According to the Mifare4Mobile Industry Group, this next version, Mifare4Mobile 2.0 specifications will include some important new features, such as full support for Mifare Classic and Mifare DESFire EV1, plus support for multiple TSMs, compliance with GlobalPlatform 2.2 specifications and end-to-end security between services providers and their Mifare applications.
UPDATE: NXP told NFC Times that the next version of Mifare4Mobile is planned for release in the third quarter of 2012. The chip maker confirmed that Mifare Plus implementations on SIMs are backward compatible with Mifare Classic terminals. END UPDATE.
G&D’s trusted service manager unit is part of the Mifare4Mobile Industry Group, as are most competing TSMs.
The Mifare licensing deal, however, does not relate directly to Mifare4Mobile, but to the Mifare application security protocol itself, which G&D now can offer on Mifare-enabled NFC SIMs to the transit operators and other service providers.
G&D and Oberthur, while members of the OSPT Alliance, clearly want to cover their bets by offering both Mifare and Cipurse, which is why they have agreed to pay licensing fees to NXP when they ship Mifare-enabled SIMs.

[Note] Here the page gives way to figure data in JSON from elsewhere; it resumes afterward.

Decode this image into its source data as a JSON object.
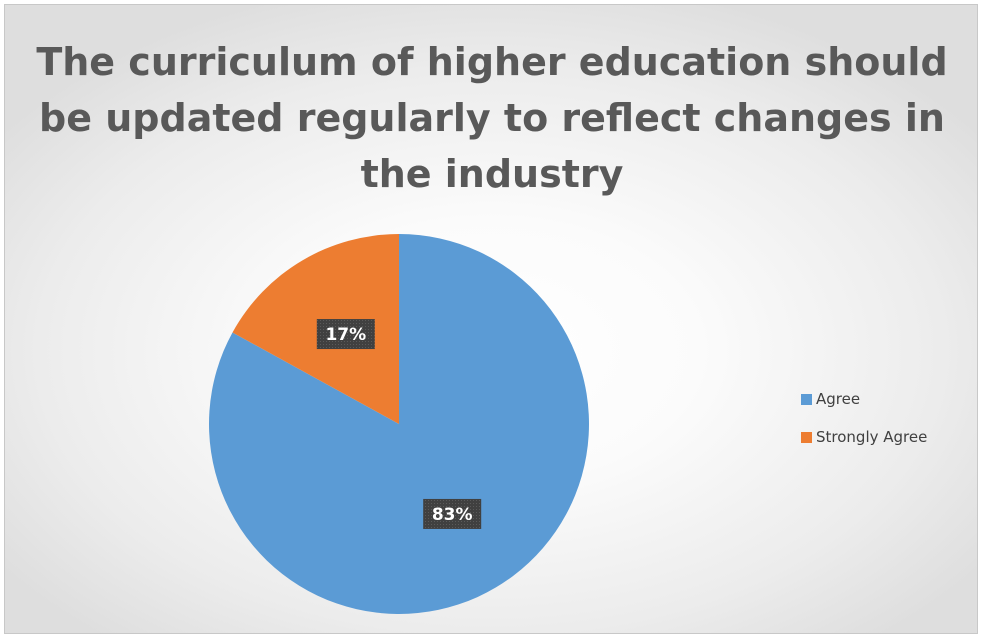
{
  "colors": {
    "agree": "#5b9bd5",
    "strongly_agree": "#ed7d31",
    "label_bg": "#404040",
    "title": "#595959"
  },
  "chart_data": {
    "type": "pie",
    "title": "The curriculum of higher education should be updated regularly to reflect changes in the industry",
    "categories": [
      "Agree",
      "Strongly Agree"
    ],
    "values": [
      83,
      17
    ],
    "data_labels": [
      "83%",
      "17%"
    ],
    "legend": {
      "position": "right",
      "entries": [
        "Agree",
        "Strongly Agree"
      ]
    }
  }
}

Besides G&D and Oberthur, Infineon and Inside co-founded the OSPT Alliance, using Infineon technology, in early 2010. Besides Samsung's semiconductor unit, Chinese card vendor Watchdata and a couple of other organizations have since joined.
UPDATE: OSPT executive director Laurent Kremer told NFC Times the group expects the first announcement of a Cipurse-certified product to happen soon, around the beginning of the third quarter. END UPDATE.
The chip makers in the alliance likely cannot get new Mifare licenses from NXP, since they compete directly with the Netherlands-based chip maker.
Infineon and Samsung are both major smart card chip makers, and Inside Secure is one of two chip suppliers, along with NXP, outside of China believed to be shipping chips for NFC phones the past year.
UPDATE: By licensing Mifare to the three largest SIM vendors, Gemalto, Oberthur and G&D, NXP covers nearly all of the suppliers of NFC SIMs that might be sourced by mobile operators to support Mifare fare-collection applications.
Infineon and Samsung combined supply more than 60% of global SIM chips, and the chips they supply to the three SIM vendors, could support the higher-level Mifare applications, said one chip vendor. But he noted that the Mifare DESFire or Plus implementations wouldn't be implemented in hardware.
“There are software licenses for NFC; the three main card players have the license now to implement on SIM cards,” he said. “We have to see whether software licenses achieve the same as a hardware implementation.” END UPDATE.